Vieles läuft gut in und um Frankfurt. Die Stadt wächst. Zwischen Renditeerwartung und sozialer Verantwortung ringen Unternehmer um den richtigen Weg. Was die Experten sagen, erfahren Sie im Video zur Frankfurter Unternehmerrunde.

Es gibt in Frankfurt zurzeit eine kontroverse wohnungspolitische Debatte, mit der sich die Marktteilnehmer womöglich noch lange werden befassen müssen. Es geht unter anderem um die Grundstücksvergabe durch die Kommunen, um Förderung und Förderquoten, um staatliche Marktregulierungen und eine verzerrte Einstellung der Gesellschaft zum Wachstum des freien Marktes. Zum Teil knirscht es auch, etwa in der Kommunikation mit Behörden.

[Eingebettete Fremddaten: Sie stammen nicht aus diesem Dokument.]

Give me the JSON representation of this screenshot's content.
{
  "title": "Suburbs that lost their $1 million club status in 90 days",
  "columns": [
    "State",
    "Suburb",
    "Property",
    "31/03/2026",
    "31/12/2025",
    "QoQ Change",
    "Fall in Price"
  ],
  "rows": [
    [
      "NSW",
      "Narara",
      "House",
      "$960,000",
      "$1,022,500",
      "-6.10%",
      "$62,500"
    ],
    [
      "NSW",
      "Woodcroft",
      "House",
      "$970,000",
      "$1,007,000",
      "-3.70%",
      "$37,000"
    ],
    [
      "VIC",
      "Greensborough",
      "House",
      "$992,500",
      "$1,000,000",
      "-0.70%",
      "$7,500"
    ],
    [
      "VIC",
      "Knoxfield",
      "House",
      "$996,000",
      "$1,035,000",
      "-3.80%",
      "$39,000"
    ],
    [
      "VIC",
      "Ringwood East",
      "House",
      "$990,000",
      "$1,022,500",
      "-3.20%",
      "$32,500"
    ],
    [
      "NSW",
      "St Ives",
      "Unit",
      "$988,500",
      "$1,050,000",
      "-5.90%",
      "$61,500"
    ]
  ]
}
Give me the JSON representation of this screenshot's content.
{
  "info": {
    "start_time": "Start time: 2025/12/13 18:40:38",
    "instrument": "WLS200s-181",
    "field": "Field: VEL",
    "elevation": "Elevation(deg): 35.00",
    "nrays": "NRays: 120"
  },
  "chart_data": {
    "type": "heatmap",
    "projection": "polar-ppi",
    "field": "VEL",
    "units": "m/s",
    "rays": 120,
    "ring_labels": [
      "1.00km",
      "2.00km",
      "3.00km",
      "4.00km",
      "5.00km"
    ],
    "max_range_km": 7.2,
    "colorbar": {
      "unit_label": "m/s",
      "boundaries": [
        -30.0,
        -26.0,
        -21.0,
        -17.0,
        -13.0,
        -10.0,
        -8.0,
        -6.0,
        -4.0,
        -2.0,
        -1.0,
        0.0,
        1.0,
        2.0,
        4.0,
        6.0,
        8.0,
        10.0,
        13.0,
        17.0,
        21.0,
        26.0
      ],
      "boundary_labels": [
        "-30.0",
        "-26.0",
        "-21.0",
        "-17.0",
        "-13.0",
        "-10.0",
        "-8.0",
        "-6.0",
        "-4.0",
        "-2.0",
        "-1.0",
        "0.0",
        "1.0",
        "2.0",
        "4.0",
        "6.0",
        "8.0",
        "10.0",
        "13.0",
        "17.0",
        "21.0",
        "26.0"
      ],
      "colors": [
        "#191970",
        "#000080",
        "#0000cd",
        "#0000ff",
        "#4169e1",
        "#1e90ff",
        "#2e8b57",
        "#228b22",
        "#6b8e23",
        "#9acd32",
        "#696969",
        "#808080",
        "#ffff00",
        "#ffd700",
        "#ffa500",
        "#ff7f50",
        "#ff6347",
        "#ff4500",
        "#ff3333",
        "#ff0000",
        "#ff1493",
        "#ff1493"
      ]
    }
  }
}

Vor diesem Hintergrund diskutierte Dirk Labusch, Chefredakteur der Fachzeitschrift "Immobilienwirtschaft", mit Vertretern von Unternehmen, die aus verschiedenen Gründen in den Frankfurter Immobilienmarkt involviert sind: Dr. Ralf Verwiebe (Stellvertretender Abteilungsdirektor Real Estate Finance, Helaba Landesbank Hessen-Thüringen), Fabian Klingler (Vorstand Aberdeen Standard Investments Deutschland AG), Dr. Constantin Westphal (Geschäftsführer Nassauische Heimstätte Wohnstadt), Oliver Schwebel (Geschäftsführer Wirtschaftsförderung Frankfurt), Marcus Brod (Geschäftsführender Gesellschafter Pecan Development) und Ralf-Jörg Kadenbach (Vorstandsvorsitzender Europa-Center). 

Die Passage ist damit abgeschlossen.